The University of Wisconsin-Oshkosh is hosting a free leadership program that explicitly excludes students who identify as both straight and white.
According to The UWO Center for Student Success and Belonging, the Catalyst Leadership Program is geared towards fostering leadership skills but restricts participation to students who self-identify as “Multicultural (Asian/South Asian/Hmong, Black/African American, Indigenous/Native American, Latino/a/x/e/Hispanic), Womxn, and/or LGBTQIA2S+.” The event is scheduled to take place on February 10.
“Catalyst™ is a one-day program focused on learning to develop your own authentic path, connect to groups and causes you care about, and commit to a plan to be a catalyst for yourself and the groups you’re part of. This program is designed to start something extraordinary,” the UWO Center for Student Success and Belonging states.
The event comes one month after the University of Wisconsin System Board agreed to scale back diversity, equity, and inclusion (DEI) initiatives in order to receive $800 million in state funding. The board voted to freeze the number of DEI positions, as well as “realign” at least 43 DEI jobs over the next two years.
“Mandatory DEI statements in admissions and hiring are also to be abolished under the deal, and efforts to fund a conservative professorship at UW-Madison must be launched,” explained The College Fix, which previously reported about the DEI cuts by the University of Wisconsin system.

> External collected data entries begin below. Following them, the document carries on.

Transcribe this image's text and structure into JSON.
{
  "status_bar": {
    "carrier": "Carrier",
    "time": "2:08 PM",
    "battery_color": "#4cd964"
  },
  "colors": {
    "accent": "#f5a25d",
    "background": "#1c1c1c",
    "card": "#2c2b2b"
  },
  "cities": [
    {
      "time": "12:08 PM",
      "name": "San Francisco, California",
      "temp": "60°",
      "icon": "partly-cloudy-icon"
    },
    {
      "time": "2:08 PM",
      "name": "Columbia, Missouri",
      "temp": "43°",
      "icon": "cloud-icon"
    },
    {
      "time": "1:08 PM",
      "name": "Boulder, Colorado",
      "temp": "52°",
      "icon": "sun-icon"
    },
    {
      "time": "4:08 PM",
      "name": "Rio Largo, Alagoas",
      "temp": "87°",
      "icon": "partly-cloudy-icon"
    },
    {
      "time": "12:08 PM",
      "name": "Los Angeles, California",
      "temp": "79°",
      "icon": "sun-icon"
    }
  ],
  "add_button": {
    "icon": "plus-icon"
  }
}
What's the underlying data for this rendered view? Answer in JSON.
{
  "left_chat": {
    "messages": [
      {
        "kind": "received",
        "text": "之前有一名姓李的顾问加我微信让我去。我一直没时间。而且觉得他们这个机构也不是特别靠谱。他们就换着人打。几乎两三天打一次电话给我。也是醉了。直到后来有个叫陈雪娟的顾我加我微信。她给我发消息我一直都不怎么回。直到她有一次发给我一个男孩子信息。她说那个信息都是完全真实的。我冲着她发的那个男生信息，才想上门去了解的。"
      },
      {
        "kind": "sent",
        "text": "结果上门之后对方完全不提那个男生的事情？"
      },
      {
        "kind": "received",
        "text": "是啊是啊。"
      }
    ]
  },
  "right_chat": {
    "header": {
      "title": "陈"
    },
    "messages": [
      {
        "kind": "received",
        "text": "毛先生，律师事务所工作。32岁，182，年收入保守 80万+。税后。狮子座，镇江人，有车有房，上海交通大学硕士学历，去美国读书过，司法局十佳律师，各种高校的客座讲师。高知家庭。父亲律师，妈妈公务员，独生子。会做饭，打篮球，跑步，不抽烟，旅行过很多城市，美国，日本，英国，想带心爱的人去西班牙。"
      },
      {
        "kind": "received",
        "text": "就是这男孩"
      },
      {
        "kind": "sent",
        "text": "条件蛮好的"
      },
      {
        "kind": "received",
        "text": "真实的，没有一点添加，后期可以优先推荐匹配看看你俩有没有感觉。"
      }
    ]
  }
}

The move to limit DEI programs and initiatives comes amid a broader national debate over the role of race and identity in higher education. Conservative lawmakers have long argued that DEI initiatives do not achieve equality but instead give preferential treatment to students, staff, and faculty based on external factors rather than merit. To combat this, a growing number of conservative-led states have based legislation aimed to limit or abolish completely DEI programs at college universities.